Located in Lima's affluent Miraflores neighborhood not far from the stony beaches where surfers ride some of Peru's finest waves, Caplina competes with two other famous restaurants nearby and is a stop on the city's new Culinary Tour.
The full-day excursion starts at a market for some of the hundreds of varieties of potatoes and corn used in Peruvian cooking, as well as table-sized flatfish.
Tourists savor fresh shellfish sprinkled with lime at the market and then move on to eateries and bars, where they learn to make Peru's famous cebiche -- fish marinated in lime juice and hot peppers -- and pisco sour cocktails.

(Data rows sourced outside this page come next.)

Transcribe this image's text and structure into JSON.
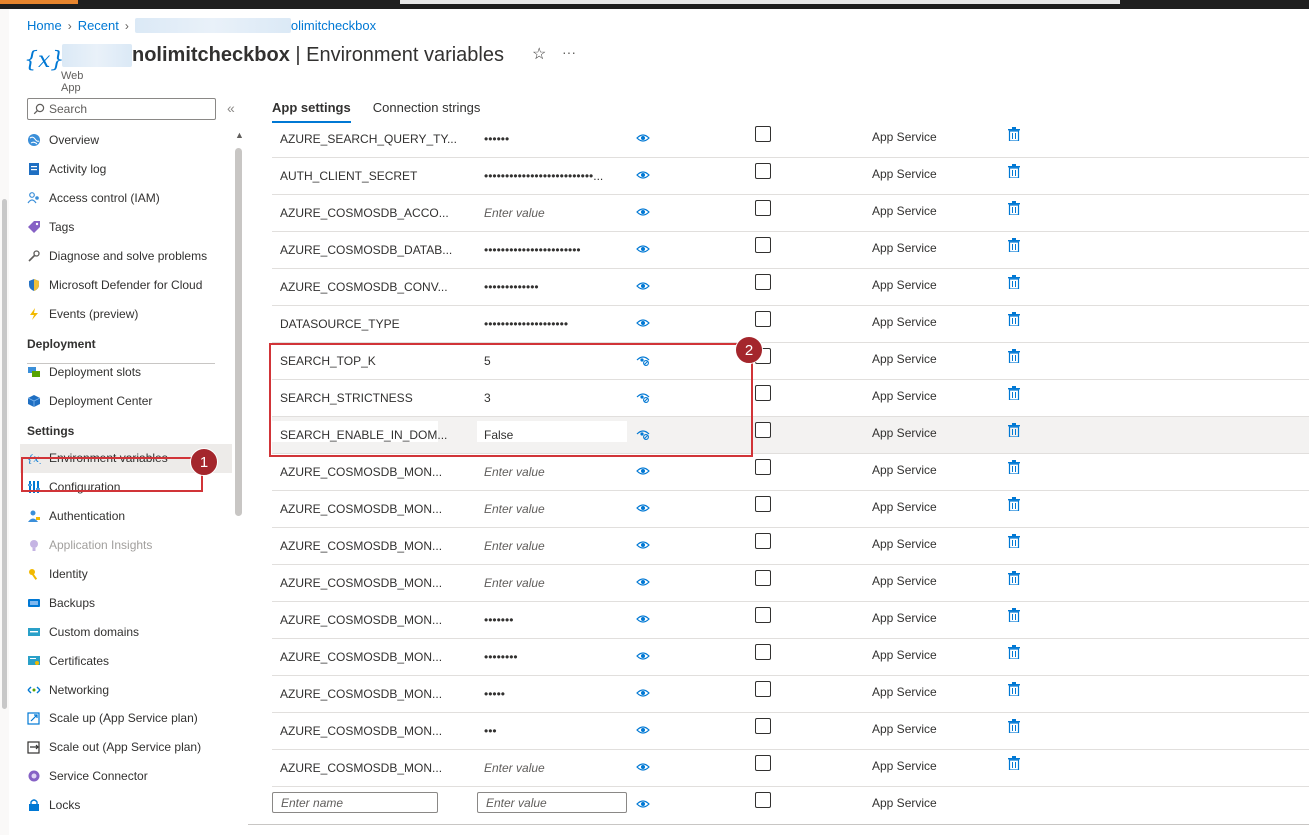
{
  "breadcrumb": {
    "home": "Home",
    "recent": "Recent",
    "resource": "olimitcheckbox"
  },
  "header": {
    "app_icon": "{x}",
    "title_name": "nolimitcheckbox",
    "title_rest": " | Environment variables",
    "subtitle": "Web App",
    "star_icon": "☆",
    "more_icon": "···"
  },
  "nav": {
    "search_placeholder": "Search",
    "collapse_icon": "«",
    "items_top": [
      {
        "label": "Overview",
        "icon": "globe-icon"
      },
      {
        "label": "Activity log",
        "icon": "log-icon"
      },
      {
        "label": "Access control (IAM)",
        "icon": "people-icon"
      },
      {
        "label": "Tags",
        "icon": "tag-icon"
      },
      {
        "label": "Diagnose and solve problems",
        "icon": "wrench-icon"
      },
      {
        "label": "Microsoft Defender for Cloud",
        "icon": "shield-icon"
      },
      {
        "label": "Events (preview)",
        "icon": "lightning-icon"
      }
    ],
    "deployment_heading": "Deployment",
    "items_deployment": [
      {
        "label": "Deployment slots",
        "icon": "slots-icon"
      },
      {
        "label": "Deployment Center",
        "icon": "cube-icon"
      }
    ],
    "settings_heading": "Settings",
    "items_settings": [
      {
        "label": "Environment variables",
        "icon": "variable-icon"
      },
      {
        "label": "Configuration",
        "icon": "sliders-icon"
      },
      {
        "label": "Authentication",
        "icon": "person-key-icon"
      },
      {
        "label": "Application Insights",
        "icon": "bulb-icon"
      },
      {
        "label": "Identity",
        "icon": "key-icon"
      },
      {
        "label": "Backups",
        "icon": "backup-icon"
      },
      {
        "label": "Custom domains",
        "icon": "domain-icon"
      },
      {
        "label": "Certificates",
        "icon": "certificate-icon"
      },
      {
        "label": "Networking",
        "icon": "network-icon"
      },
      {
        "label": "Scale up (App Service plan)",
        "icon": "scale-up-icon"
      },
      {
        "label": "Scale out (App Service plan)",
        "icon": "scale-out-icon"
      },
      {
        "label": "Service Connector",
        "icon": "connector-icon"
      },
      {
        "label": "Locks",
        "icon": "lock-icon"
      }
    ]
  },
  "annotations": {
    "badge1": "1",
    "badge2": "2"
  },
  "tabs": {
    "app_settings": "App settings",
    "connection_strings": "Connection strings"
  },
  "rows": [
    {
      "name": "AZURE_SEARCH_QUERY_TY...",
      "value": "••••••",
      "placeholder": false,
      "source": "App Service"
    },
    {
      "name": "AUTH_CLIENT_SECRET",
      "value": "••••••••••••••••••••••••••...",
      "placeholder": false,
      "source": "App Service"
    },
    {
      "name": "AZURE_COSMOSDB_ACCO...",
      "value": "Enter value",
      "placeholder": true,
      "source": "App Service"
    },
    {
      "name": "AZURE_COSMOSDB_DATAB...",
      "value": "•••••••••••••••••••••••",
      "placeholder": false,
      "source": "App Service"
    },
    {
      "name": "AZURE_COSMOSDB_CONV...",
      "value": "•••••••••••••",
      "placeholder": false,
      "source": "App Service"
    },
    {
      "name": "DATASOURCE_TYPE",
      "value": "••••••••••••••••••••",
      "placeholder": false,
      "source": "App Service"
    },
    {
      "name": "SEARCH_TOP_K",
      "value": "5",
      "placeholder": false,
      "source": "App Service"
    },
    {
      "name": "SEARCH_STRICTNESS",
      "value": "3",
      "placeholder": false,
      "source": "App Service"
    },
    {
      "name": "SEARCH_ENABLE_IN_DOM...",
      "value": "False",
      "placeholder": false,
      "source": "App Service"
    },
    {
      "name": "AZURE_COSMOSDB_MON...",
      "value": "Enter value",
      "placeholder": true,
      "source": "App Service"
    },
    {
      "name": "AZURE_COSMOSDB_MON...",
      "value": "Enter value",
      "placeholder": true,
      "source": "App Service"
    },
    {
      "name": "AZURE_COSMOSDB_MON...",
      "value": "Enter value",
      "placeholder": true,
      "source": "App Service"
    },
    {
      "name": "AZURE_COSMOSDB_MON...",
      "value": "Enter value",
      "placeholder": true,
      "source": "App Service"
    },
    {
      "name": "AZURE_COSMOSDB_MON...",
      "value": "•••••••",
      "placeholder": false,
      "source": "App Service"
    },
    {
      "name": "AZURE_COSMOSDB_MON...",
      "value": "••••••••",
      "placeholder": false,
      "source": "App Service"
    },
    {
      "name": "AZURE_COSMOSDB_MON...",
      "value": "•••••",
      "placeholder": false,
      "source": "App Service"
    },
    {
      "name": "AZURE_COSMOSDB_MON...",
      "value": "•••",
      "placeholder": false,
      "source": "App Service"
    },
    {
      "name": "AZURE_COSMOSDB_MON...",
      "value": "Enter value",
      "placeholder": true,
      "source": "App Service"
    }
  ],
  "new_row": {
    "name_placeholder": "Enter name",
    "value_placeholder": "Enter value",
    "source": "App Service"
  },
  "colors": {
    "accent": "#0078d4",
    "annotation": "#d13438",
    "badge": "#a4262c"
  }
}
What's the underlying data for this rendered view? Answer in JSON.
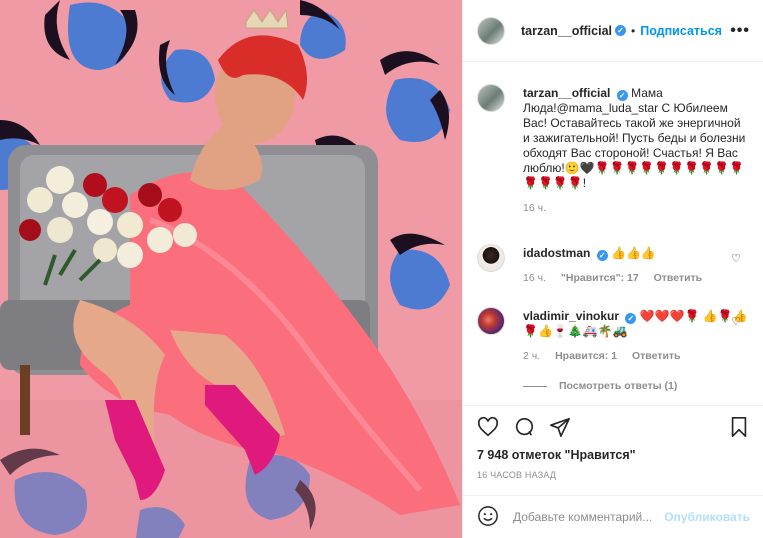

Other classic Peruvian dishes such as carapulcra pork and dry potato stew, choncholi tripe, or skewer-grilled anticuchos made of fish, chicken or beef heart are also thrown in.
Cebiche used to be marinated for hours but is now "cooked" in freshly squeezed lime juice for 5-10 minutes, a style change adopted with the arrival of Japanese immigrants, one of dozens of foreign influences in Peruvian culture.
The "aji" chili, or hot pepper, gives cebiche a kick. Local legend has it that one foreigner who tasted it gasped "son-of-a-bitch," which Peruvians then adopted as "cebiche".
Patricia la Rosa, who heads Culinary Tour Peru, says the more believable version is that it comes from "cebo" -- pieces of fish used as bait that fishermen also marinated and ate.
Her tours are proving to be a hit and she says she has over 300 bookings made through to October, including one group of as many as 100 tourists. Over 200 visitors have already taken the tour since it opened last August.
"That tour is genius. It's a whole-day thing, so tourists spend more time in Lima. All things culinary are really popular," said Jose Pacora, a manager with Coltur -- a big local tour operator, which works with 8,000 mainly U.S. and British tourists a year and now plans to offer the Culinary Tour to its clients.